I was annoyed by the tools right away. Woodworking appliances made to shave down straight pieces of lumber seemed like the most ill-suited tools imaginable to shape a curved surfboard. But drawing the template and cutting the outline was easy. Sanding down the rails was not that bad at all. Using a sureform to shave down uneven sections like they were big blocks of Parmesan cheese felt natural. Firing up a frighteningly loud, heavily vibrating planer to skin the deck, however, was terrifying. I imagined every pro shaper probably spent the first dozen blanks totally unsure if they had any clue what they were doing with a power planer. I never felt like I had any idea what I was doing as I made awkward, stunted passes back and forth across the bottom and the deck, trying to turn a rectangle of foam into something resembling a surfboard, with a power tool built to carve mirror-flat pieces of wood.

Yet gradually, unbelievably, an actual surfboard took shape. When I finally put down the last sanding block after making a zillion passes (the most fun part, as you feel like a Renaissance artist smoothing the final rough edges of a marble masterpiece), I was left with an elegant, beak-nosed 6’5″ with a forward wide point, round pintail and single-to-double concave down below. It wasn't perfect. I had a hell of a time trying to get that beak nose even, and one side has a pronounced ridge running from tip of nose down the rail. There's a random lump or two on the bottom, as though the board is growing baseball-sized blisters. One of the rails is boxier than the other in parts. It's much thicker than I'd hoped.

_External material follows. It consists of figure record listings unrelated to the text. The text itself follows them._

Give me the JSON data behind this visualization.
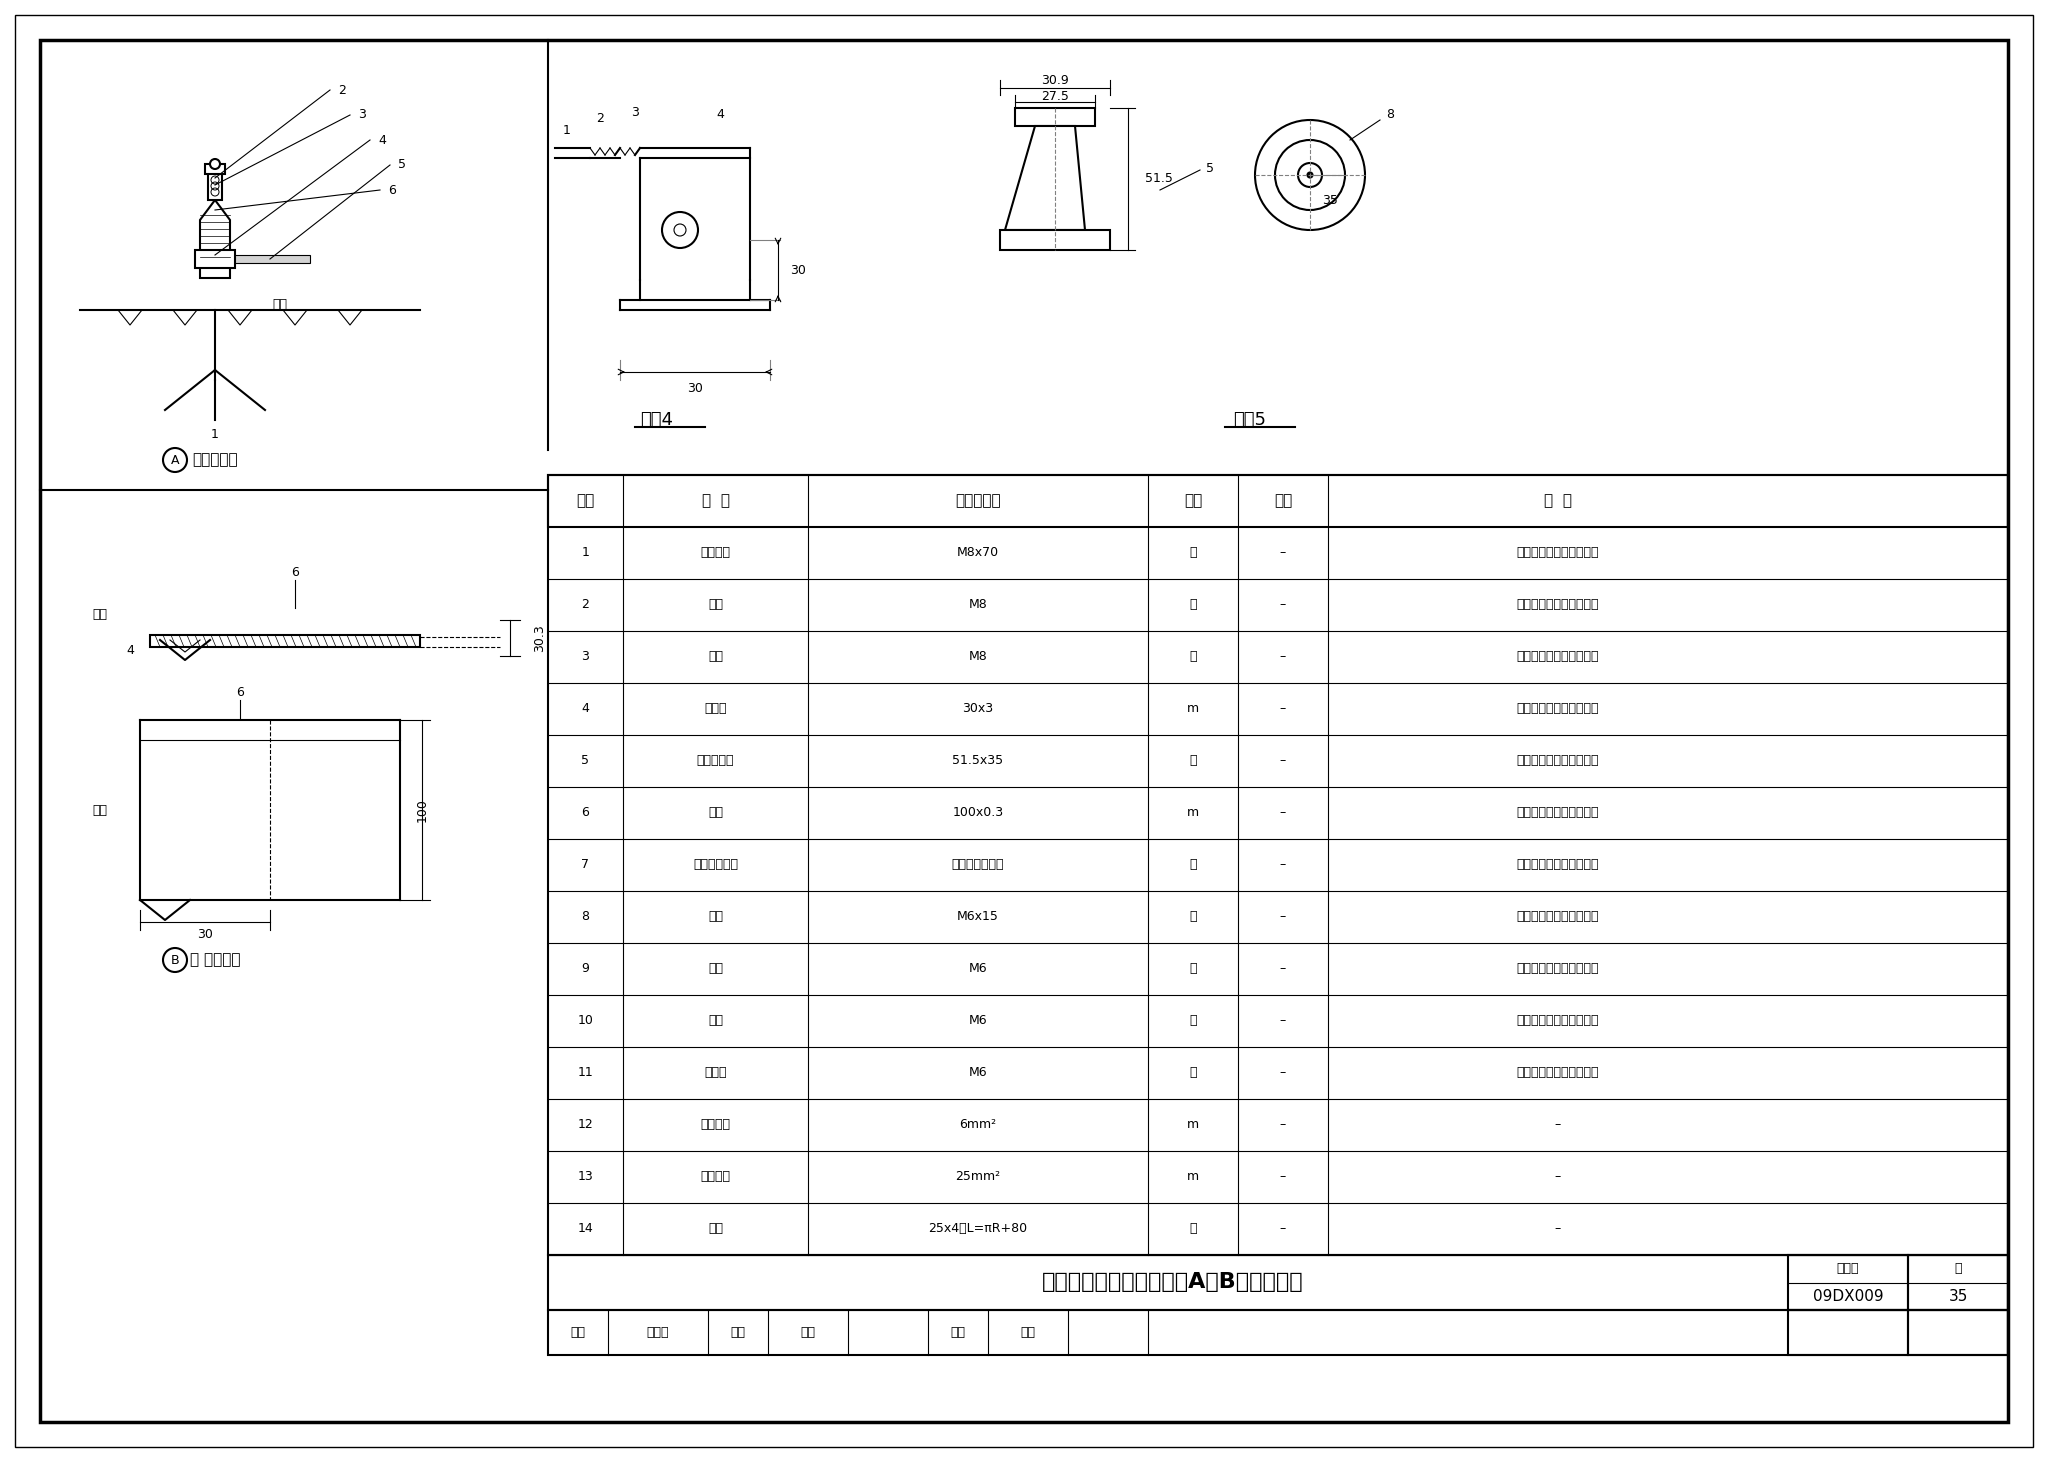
{
  "bg_color": "#ffffff",
  "border_color": "#000000",
  "table_rows": [
    {
      "no": "1",
      "name": "膨胀螺栓",
      "spec": "M8x70",
      "unit": "个",
      "qty": "–",
      "note": "数量由具体工程设计确定"
    },
    {
      "no": "2",
      "name": "螺母",
      "spec": "M8",
      "unit": "个",
      "qty": "–",
      "note": "数量由具体工程设计确定"
    },
    {
      "no": "3",
      "name": "垫圈",
      "spec": "M8",
      "unit": "个",
      "qty": "–",
      "note": "数量由具体工程设计确定"
    },
    {
      "no": "4",
      "name": "紫铜带",
      "spec": "30x3",
      "unit": "m",
      "qty": "–",
      "note": "数量由具体工程设计确定"
    },
    {
      "no": "5",
      "name": "纺锤绝缘子",
      "spec": "51.5x35",
      "unit": "个",
      "qty": "–",
      "note": "数量由具体工程设计确定"
    },
    {
      "no": "6",
      "name": "铜箔",
      "spec": "100x0.3",
      "unit": "m",
      "qty": "–",
      "note": "数量由具体工程设计确定"
    },
    {
      "no": "7",
      "name": "地板可调支架",
      "spec": "由工程设计确定",
      "unit": "个",
      "qty": "–",
      "note": "数量由具体工程设计确定"
    },
    {
      "no": "8",
      "name": "螺栓",
      "spec": "M6x15",
      "unit": "个",
      "qty": "–",
      "note": "数量由具体工程设计确定"
    },
    {
      "no": "9",
      "name": "螺母",
      "spec": "M6",
      "unit": "个",
      "qty": "–",
      "note": "数量由具体工程设计确定"
    },
    {
      "no": "10",
      "name": "垫圈",
      "spec": "M6",
      "unit": "个",
      "qty": "–",
      "note": "数量由具体工程设计确定"
    },
    {
      "no": "11",
      "name": "线鼻子",
      "spec": "M6",
      "unit": "个",
      "qty": "–",
      "note": "数量由具体工程设计确定"
    },
    {
      "no": "12",
      "name": "编织铜带",
      "spec": "6mm²",
      "unit": "m",
      "qty": "–",
      "note": "–"
    },
    {
      "no": "13",
      "name": "编织铜带",
      "spec": "25mm²",
      "unit": "m",
      "qty": "–",
      "note": "–"
    },
    {
      "no": "14",
      "name": "卡箍",
      "spec": "25x4，L=πR+80",
      "unit": "个",
      "qty": "–",
      "note": "–"
    }
  ],
  "table_header": [
    "序号",
    "名  称",
    "型号及规格",
    "单位",
    "数量",
    "备  注"
  ],
  "title_main": "等电位联结网格安装图（A、B节点详图）",
  "atlas_no_label": "图集号",
  "atlas_no": "09DX009",
  "page_label": "页",
  "page_no": "35",
  "footer_left": "审核|钟景华|校对|孙兰|设计|谭玲",
  "part4_label": "零件4",
  "part5_label": "零件5",
  "A_label": "㊄节点详图",
  "B_label": "㊅ 节点详图",
  "dim_30_9": "30.9",
  "dim_27_5": "27.5",
  "dim_51_5": "51.5",
  "dim_35": "35",
  "dim_8": "8",
  "dim_5": "5",
  "dim_30": "30",
  "dim_30b": "30",
  "dim_30_3": "30.3",
  "dim_100": "100",
  "dim_6a": "6",
  "dim_6b": "6",
  "dim_4": "4",
  "weld_label": "焊接",
  "ground_label": "地面",
  "part_labels": [
    "1",
    "2",
    "3",
    "4",
    "5",
    "6"
  ]
}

To my own amazement, I absolutely loved it. Warts and all. In fact, I may have loved it more because of the little imperfections. Mitchell told me that legendary shaper Dave Parmenter also celebrated the little flaws in a board. He said that's what makes a magic board magic. Maybe it does, or maybe Parmenter was blowing smoke, trying to make up for screwing up somebody's rail. Either way, it turns out that when you've made a board with your own hands, you'll ignore unplanned asymmetries a whole lot more easily than you would when paying top dollar for a professionally carved board. Still, I may have been getting ahead of myself; after all, there was a chance my handshape wouldn't even turn.

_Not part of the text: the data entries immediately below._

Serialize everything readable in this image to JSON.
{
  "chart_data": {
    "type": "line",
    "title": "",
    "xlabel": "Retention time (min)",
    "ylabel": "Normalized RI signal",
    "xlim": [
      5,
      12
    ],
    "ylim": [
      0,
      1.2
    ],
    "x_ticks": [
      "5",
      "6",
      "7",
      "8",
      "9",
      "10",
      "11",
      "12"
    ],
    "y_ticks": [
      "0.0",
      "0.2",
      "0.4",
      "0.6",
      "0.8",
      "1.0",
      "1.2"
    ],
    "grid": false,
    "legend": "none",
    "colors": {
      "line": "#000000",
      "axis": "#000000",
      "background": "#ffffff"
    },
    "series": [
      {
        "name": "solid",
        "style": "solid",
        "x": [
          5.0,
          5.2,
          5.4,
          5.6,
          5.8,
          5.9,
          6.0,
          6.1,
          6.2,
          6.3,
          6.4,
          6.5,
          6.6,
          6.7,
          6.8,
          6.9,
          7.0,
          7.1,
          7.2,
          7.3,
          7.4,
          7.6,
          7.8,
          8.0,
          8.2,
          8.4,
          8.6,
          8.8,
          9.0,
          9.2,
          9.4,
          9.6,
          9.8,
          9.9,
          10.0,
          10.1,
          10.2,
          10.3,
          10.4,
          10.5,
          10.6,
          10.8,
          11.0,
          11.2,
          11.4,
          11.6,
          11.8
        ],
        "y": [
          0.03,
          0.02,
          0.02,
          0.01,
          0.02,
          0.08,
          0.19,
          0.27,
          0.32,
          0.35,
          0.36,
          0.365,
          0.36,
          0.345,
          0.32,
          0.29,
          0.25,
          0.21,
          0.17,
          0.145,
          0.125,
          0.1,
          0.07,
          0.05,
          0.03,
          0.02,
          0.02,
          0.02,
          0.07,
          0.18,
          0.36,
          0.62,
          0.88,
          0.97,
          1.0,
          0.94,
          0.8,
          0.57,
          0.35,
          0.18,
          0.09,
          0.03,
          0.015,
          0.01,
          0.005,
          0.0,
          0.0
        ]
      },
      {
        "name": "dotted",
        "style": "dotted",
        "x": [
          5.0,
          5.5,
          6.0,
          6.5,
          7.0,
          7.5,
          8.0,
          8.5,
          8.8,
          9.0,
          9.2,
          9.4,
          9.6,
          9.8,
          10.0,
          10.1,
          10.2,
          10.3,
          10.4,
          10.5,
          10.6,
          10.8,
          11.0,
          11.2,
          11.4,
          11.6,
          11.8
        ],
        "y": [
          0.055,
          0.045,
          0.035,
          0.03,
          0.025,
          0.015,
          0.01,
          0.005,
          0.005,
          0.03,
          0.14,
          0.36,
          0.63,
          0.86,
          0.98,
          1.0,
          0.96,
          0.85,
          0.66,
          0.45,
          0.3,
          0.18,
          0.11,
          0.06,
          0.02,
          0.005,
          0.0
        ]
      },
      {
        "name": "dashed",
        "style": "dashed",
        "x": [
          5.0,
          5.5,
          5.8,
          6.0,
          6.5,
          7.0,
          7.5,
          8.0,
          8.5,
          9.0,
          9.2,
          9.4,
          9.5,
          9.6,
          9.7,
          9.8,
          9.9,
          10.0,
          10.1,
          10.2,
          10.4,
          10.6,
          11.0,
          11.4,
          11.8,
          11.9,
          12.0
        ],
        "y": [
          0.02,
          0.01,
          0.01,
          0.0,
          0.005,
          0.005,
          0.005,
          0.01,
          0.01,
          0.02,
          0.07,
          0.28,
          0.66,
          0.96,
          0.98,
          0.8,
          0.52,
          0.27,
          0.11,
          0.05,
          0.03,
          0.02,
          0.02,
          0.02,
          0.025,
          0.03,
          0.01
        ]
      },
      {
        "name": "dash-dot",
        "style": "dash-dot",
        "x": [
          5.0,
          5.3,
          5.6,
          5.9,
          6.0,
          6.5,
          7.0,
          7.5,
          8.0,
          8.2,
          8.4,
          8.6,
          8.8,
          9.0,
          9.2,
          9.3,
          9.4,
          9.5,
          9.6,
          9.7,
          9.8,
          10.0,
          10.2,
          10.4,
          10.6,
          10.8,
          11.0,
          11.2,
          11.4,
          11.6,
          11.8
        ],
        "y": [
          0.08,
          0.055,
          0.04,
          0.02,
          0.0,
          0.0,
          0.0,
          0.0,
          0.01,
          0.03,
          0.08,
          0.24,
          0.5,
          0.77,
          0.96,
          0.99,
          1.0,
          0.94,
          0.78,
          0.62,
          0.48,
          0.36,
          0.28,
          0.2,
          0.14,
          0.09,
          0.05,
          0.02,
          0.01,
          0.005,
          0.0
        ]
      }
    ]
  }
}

The true test came a couple of days after the board was glassed, when a crossed-up southern hemi and a northwest windswell sent fun peaks up and down Ocean Beach. I waxed up and proudly strolled across the sand, hoping somebody would ask me who'd made the board under my arm. I made my way out to the lineup, immediately stroked into a shoulder-high wedge, got to my feet, projected off the bottom and wrapped the best turn I'd done in months right back into the pocket. I don't know if it's a commentary on my flagging surfing ability or a profound realization that we fuss way too much over minutiae of board design, but the first board I ever made with my own hands worked as well as or better than any board I've bought in the last couple of years.

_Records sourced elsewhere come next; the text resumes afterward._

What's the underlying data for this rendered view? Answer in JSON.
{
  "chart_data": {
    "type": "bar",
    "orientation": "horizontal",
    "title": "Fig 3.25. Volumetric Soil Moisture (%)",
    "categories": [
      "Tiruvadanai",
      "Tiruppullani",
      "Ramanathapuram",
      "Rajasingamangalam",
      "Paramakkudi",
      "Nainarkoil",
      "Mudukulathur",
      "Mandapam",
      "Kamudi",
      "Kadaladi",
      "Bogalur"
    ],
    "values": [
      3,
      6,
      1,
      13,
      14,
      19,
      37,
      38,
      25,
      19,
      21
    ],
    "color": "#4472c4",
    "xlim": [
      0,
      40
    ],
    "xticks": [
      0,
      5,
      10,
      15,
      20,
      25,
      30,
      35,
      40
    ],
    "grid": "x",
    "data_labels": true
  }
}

As it turns out, surfing a board you made yourself is addicting. It connects you, in a small way, with the prior generations of surfers who saw building their own boards as a rite of passage. It deepens your relationship with the other boards in your quiver. It allows you to bring into being something that you've seen only in your mind's eye. It's devilishly difficult, but monumentally rewarding.

To any shapers out there, I'm sorry. If I've ever ordered a board from you and pestered you with naïve and annoying requests for updates, I really, truly feel awful. For the terrible things I've said about you to friends, my wife, random surfers at the beach and harmless non-surfing passersby in the grocery store who no doubt wondered what a "shaper" even was, and why some crazed-eyed weirdo in the checkout line was shouting, "My shaper said it would be eight to 10 weeks and it's been more than 12!" — I'm honestly very sorry about all that. You see, I didn't know how hard it was to actually make a surfboard, nor had I thought much about how amazing it is that, in 2017, so many surfboards are still built by hand. But after finally putting planer to foam and somehow cutting out a serviceable, honest-to-god surfboard, I don't think I'll ever look at surfboards quite the same again.

I'm now taking orders, by the way. I'll have your board to you in eight to 10 weeks. I swear.